Ellen was rinsing dishes at one point during the party, as she explained to Jennifer, and had looked out the window to see him standing there alone outside the house. He had his back to the house, said Ellen, and you could see by the way his shoulders hunched that he was breathing hard. Or crying, said Ronnie, or maybe trying not to. Maybe, said Ellen, but it was the first time I felt sorry for him. He looked so exhausted when they left, said Connie.
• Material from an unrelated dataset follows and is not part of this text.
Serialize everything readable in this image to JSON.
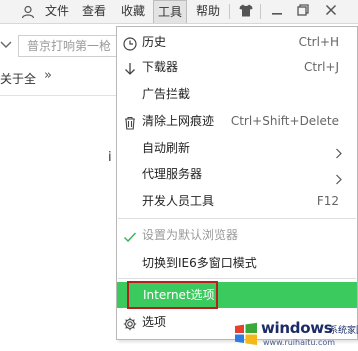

But what happened, asked Jennifer. Max said that he'd moved back in. Grace said that there been a pregnancy scare with the girl, and that it had really scared him, and he finally realized the risk he was taking. But Max said no, the girl had this old boyfriend, someone she'd been living with before, a guy who had refused to marry her right along. He reappeared, said Max, changed his mind or something, and she moved with him to another state. That's cold, said Sonya. Well, that's what single people do, said Ronnie, they look for the best deal. No, said Amanda, it's just that these things often fizzle out. Sonya agreed, saying that it's all well and good to sneak around, but when you're stuck with each other day after day, that's when you have to work to get along. At least it's over, said Ronnie.
What about the kids, said Jennifer. Nightmare, said Grace. Yes, said Ellen, there's a lot of talk about how their whole lives have been ruined. Their lives, said Grace with great sarcasm, their whole lives. They'll get over it, said Amanda. In a decade or two, added Jennifer, when they have their own problems.
God, said Connie. Do you think they're still doing it? Now? After all that? Who knows, said Grace, that's not a question I'm ever going to ask her. They probably are, said Amanda, no matter how angry they are. That sort of thing is like a near-death experience. It shakes you out of your own head, and you can realize that you really aren't going to be together forever, and that you're getting older, and that it's happening so fast. Well, said Ronnie, I don't know about that. I've never agreed with the idea of angry sex, and I think it would be unbearable to live with someone after all that. You just get over it, said Margie, the same way as always. You just make yourself get over it because the alternative is so much worse. How long does that take, asked Ronnie, but Margie just raised her eyebrows and smiled. Well, said Jennifer, at least she's still married.